The AI Jobs Tango Begins in Earnest
March 19, 2025

Tiago Miyaoka
Andela

Contrary to what you've read, generative AI (GenAI) doesn't spell the end of software developers.

Yes, IT has joined a list of business operations earmarked for AI rollout as executives buy into the idea that well-trained algorithms can make their operations more "efficient."

Rather than eliminating software engineering, AI is transforming the role, and with employers expecting to increase hiring, the question is how developers leverage AI and adjust to the new role.

Ready Or Not, Here AI Comes

AI has come of age after years in the business-technology wilderness thanks to the success of GenAI.

Two-thirds of organizations claim to be using GenAI in more than one business unit — an increase of nearly a fifth in the last year. Software development is in the vanguard of a group of technology functions considered ripe for AI. The number of programmers using AI has hit a record 62% — up from just fewer than half a year ago.

Many are using assistants in core areas: to generate code snippets and documentation, for refactoring and code standardization. Find faults and vulnerabilities, to improve security and stability. And analysis — to predict problems before code hits production environments.

As a result, AI assistants are redefining the developers' role in two ways: first, by taking on the repetitive aspects of the role that are important yet tedious and time-consuming. Second, by giving developers a new set of responsibilities: dealing with assistants' shortcomings. Agents struggle to work creatively in interpreting context to build systems, they generate false positives in testing, and they can produce code that doesn't make sense — better known as hallucinations. To deal with this, developers are having to become more like supervisors — reviewing output and maintaining a watching brief on the effectiveness of assistants.

Warning: Improvements Ahead

In the long term, assistants will improve and AI will become part of the technology infrastructure relied on by digital businesses. This will create demand for those with the skills to develop and maintain that infrastructure. Already, 82% of IT leaders say increased recruitment for those with AI skills while four in ten expect to reskill at least 20% of their workforce, according to McKinsey. The best way for developers to adapt is by taking on new, and adapting a clutch of existing, skills in a number of key technology and non-technology areas.

On the technology side, it will be important to master two new skills particularly relevant to AI. The first is prompt engineering.

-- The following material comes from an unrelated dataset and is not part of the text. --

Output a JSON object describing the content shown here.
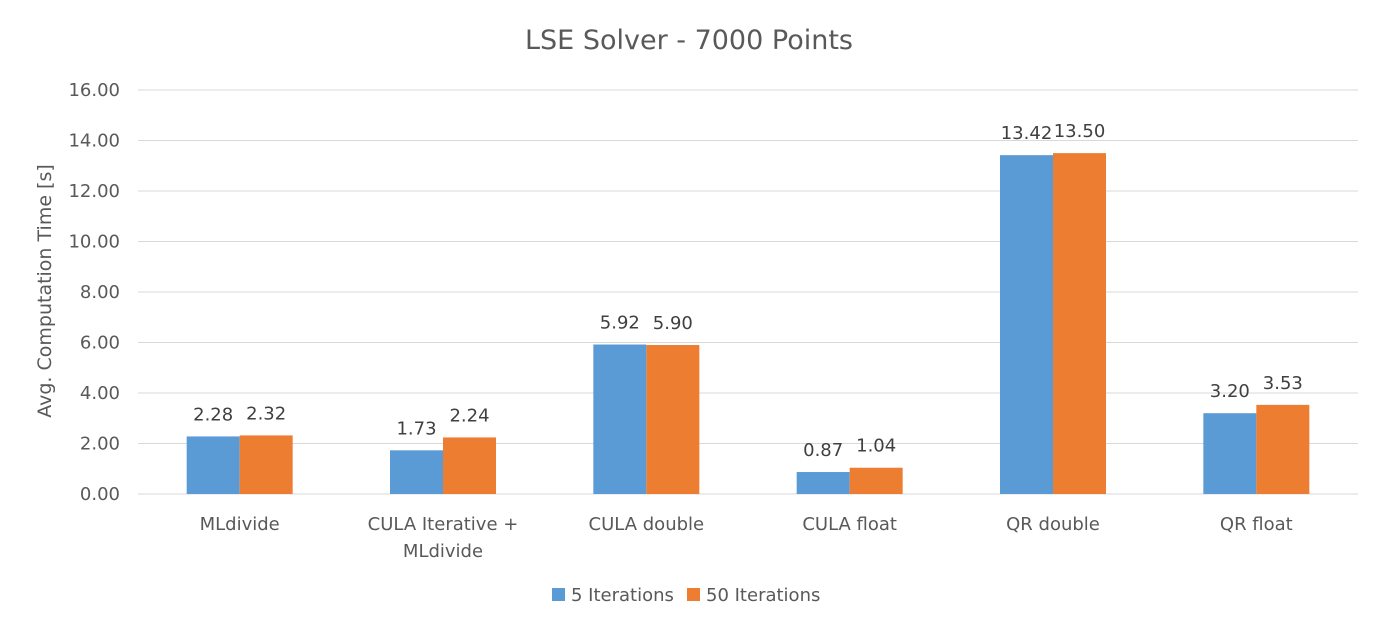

By crafting and fine-tuning effective prompts engineers can go a long way to ensuring their systems produce high-quality, relevant results. Excellence in prompt engineering will also speed up review and editing, getting AI systems into production faster.

Second is a foundational understanding of large language models (LLMs) and small language models (SLMs). Much of what teams need to know about today's LLMs isn't new and should be expected to change. SLMs, meanwhile, are a new field with models changing fast. Due to the low computational cost and faster inference times, SLMs enable decentralized AI architectures, where multiple AI agents can run independently. Agentic workflows enhance efficiency, scalability, and decision-making by automating tasks, optimizing resources, and enabling intelligent human-AI collaboration with adaptability and precision. It will therefore be important that engineers know models' latest features and capabilities to build, train and tune them.

Design of data structures, algorithms and systems - existing developers' skills - will take on a new significance. Organizations will expect their AI products to serve customers and beat the competition. This will take efficient and scalable data structures and algorithms to handle large amounts of data and process computational tasks quickly. System designs will be expected to meet customer and business needs, be secure and simple to maintain. This will put engineers center stage.

Going hand in hand with this will be an elevated form of code review. As the pressure increases to make differentiated AI products and services, those reviewing code will need to measure them accordingly. It will be necessary to assess systems against criteria like business objectives and architecture. Expect this role to fall to those with a knowledge of their organization and sector they serve.

Underpinning each of these is the need for a raft of non-technology skills. These are areas engineers can grow into to support the AI infrastructure. Activities like shaping and tuning language models, creating streamlined data structures, and reviewing code will mean developing an understanding of product design and of business strategy. It will mean expanded critical analysis to detect the first, early signs of bias and hallucination before they become dangerous. And it will mean improved powers of communication and collaboration to work with mixed technology and business teams in building, refining and maintaining AI that's fit for business.

Conclusion

AI is recalibrating the role of software engineers — taking away some functions and bringing new responsibilities. As AI turns into an enterprise platform, it'll be the engineers working at this evolved level who'll be expected to ensure AI systems deliver the outcomes business expects.